On Friday and Saturday I gave a workshop about combining EMDR and Ego State Therapy. At the workshop, I did a demonstration with an attendee who was 8 months out from a horrible allergic reaction to crab meat. Since then she's had daily hives, breathing issues, and has had a very limited vegan diet.  She reacted to meat and fish,wine, air-borne odors and chemicals, and substances she can't identify.  We used EMDR to clear the first huge horrible reaction from 8 months ago. Then I asked her to imagine the control room of her immune system in her brain, and asked her who was in there running it. "A big burly guy named Bruce." I told her to put on her CEO business suit and persona, march into that control room and tell him to Stand Down, aim the immune system only at bacteria and viruses and stop being so over-protective. She immediately started to feel better. We imagined that if "Bruce" began to over-perform that she could tell him to "Stand Down" again.

The next day, she told the group that she'd felt much better, had had to tell Bruce to calm it down about 4 times and that she was no longer reactive. She'd had a glass of wine for the first time in 8 months. Last night I saw her eat her first fish in months, with no reaction. And she was having none of her life-long allergy to cats, at least not to my cat.

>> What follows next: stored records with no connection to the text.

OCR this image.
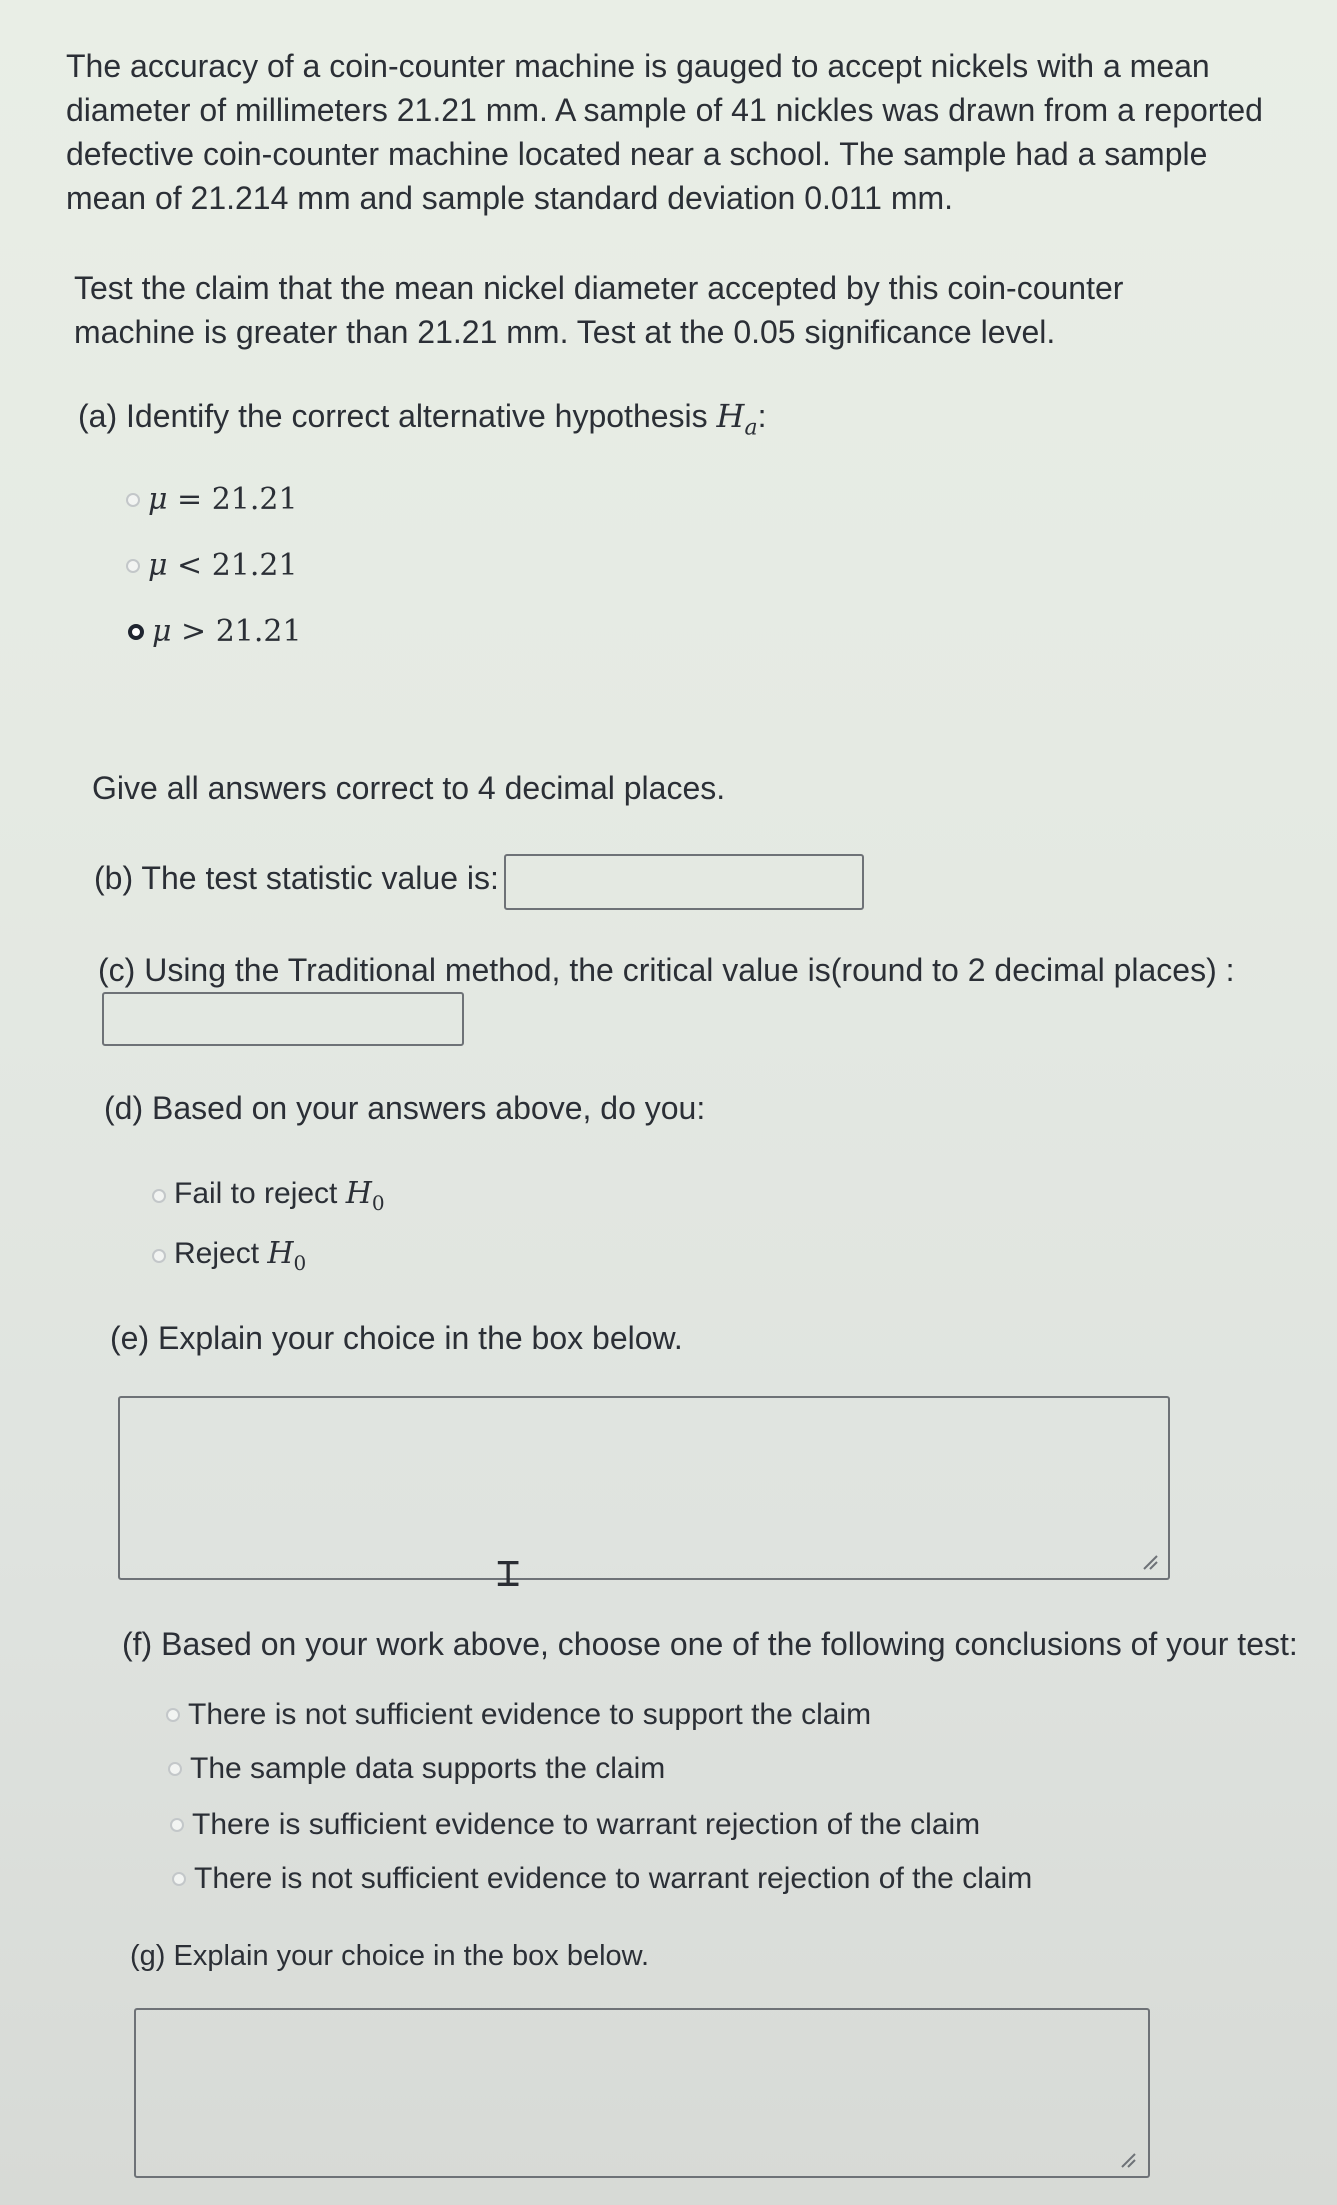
The accuracy of a coin-counter machine is gauged to accept nickels with a mean diameter of millimeters 21.21 mm. A sample of 41 nickles was drawn from a reported defective coin-counter machine located near a school. The sample had a sample mean of 21.214 mm and sample standard deviation 0.011 mm.
Test the claim that the mean nickel diameter accepted by this coin-counter machine is greater than 21.21 mm. Test at the 0.05 significance level.
(a) Identify the correct alternative hypothesis $H_a$:
μ = 21.21
μ < 21.21
μ > 21.21
Give all answers correct to 4 decimal places.
(b) The test statistic value is:
(c) Using the Traditional method, the critical value is(round to 2 decimal places) :
(d) Based on your answers above, do you:
Fail to reject $H_0$
Reject $H_0$
(e) Explain your choice in the box below.
⌶
(f) Based on your work above, choose one of the following conclusions of your test:
There is not sufficient evidence to support the claim
The sample data supports the claim
There is sufficient evidence to warrant rejection of the claim
There is not sufficient evidence to warrant rejection of the claim
(g) Explain your choice in the box below.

About 15 years ago, I invented the above protocol when my friend Elizabeth and I were practicing on each other at a training. Over a year ago Elizabeth contracted a horrible leukemia and spent months in the hospital awaiting a good match for a stem-cell transplant. Finally, the cells arrived from Europe and the transplant was done. Elizabeth then developed Graft vs. Host disease: the new cells attacked her body and started to kill her. (GVHD has a 50% mortality rate.) The doctors gave her steroids and other drugs to knock back the immune response, but they didn't stop it and Elizabeth got sicker and sicker. She called me to the hospital. In two sessions we used the same kind of ego-state work, with nearly continuous bilateral stimulation, that we had done years ago for her MCS.

I asked her to personify her new immune system–it was a scared little boy. "Too bad you don't know what to do with anxious kids," I said to the wonderful mom and amazing child therapist."I'm holding him and telling him he's safe, he's with me, and he doesn't have to attack anything."    After a while she reported he had calmed down.

Me: "Tell him you're going on a tour of the body and you'll show him what's safe and what he needs to protect you from."

And we went through the list of bodily organs and places, while he was safely held." Elizabeth was exhausted after about 30 minutes of processing. When I checked in with her a few days later she had more energy and she said the little boy was chasing butterflies in a field and much happier, and she was much better.

The next week, she called me again. The "attack" was more localized: just to her digestive tract. And there were many boys.When I got to the hospital, I had Elizabeth round up the boys and announced we would take them on a spelunking tour through the entire "cave" of the digestive system. I turned on the tappers, and we "led" the boys through the "cave" from the throat, through the esophagus, to the stomach and all the way through the twisty-turny intestines. I told Elizabeth "tell the boys that they may not attack the walls of the "cave", or the "good" bacteria bugs that were around. These bugs are needed to help digest the food. You can pet them and play with them, but not hurt them. However, the bad bugs, like e-coli and C-Diff, are fine. You can stomp those bugs to death and have fun doing it." She felt even better, though still tired.

After that she had rapid improvement, but got traumatized by one of the doctors. He had been off that floor for a few weeks. When he saw Elizabeth with color in her face, walking the halls with a bit of vigor he was shocked. "You're still here."

"Yes, but they're going to send me home in a few days." 

"No, but I mean, you're still here."

"What do you mean?"

"People don't survive what was happening to you."

When Elizabeth got out of the hospital, I did a home visit and we cleared her response to that distressing conversation.

She's been home for months and is exercising, driving, able to hold her granddaughter (she couldn't before with depressed immune system.) And the "boys" are behaving in their new body, just as they should.  When she's got more energy, we think we'll write a journal article about GVHD and our work with it.

(I wrote a chapter about Multiple Chemical Sensitivities in EMDR Solutions II: for Depression, etc.)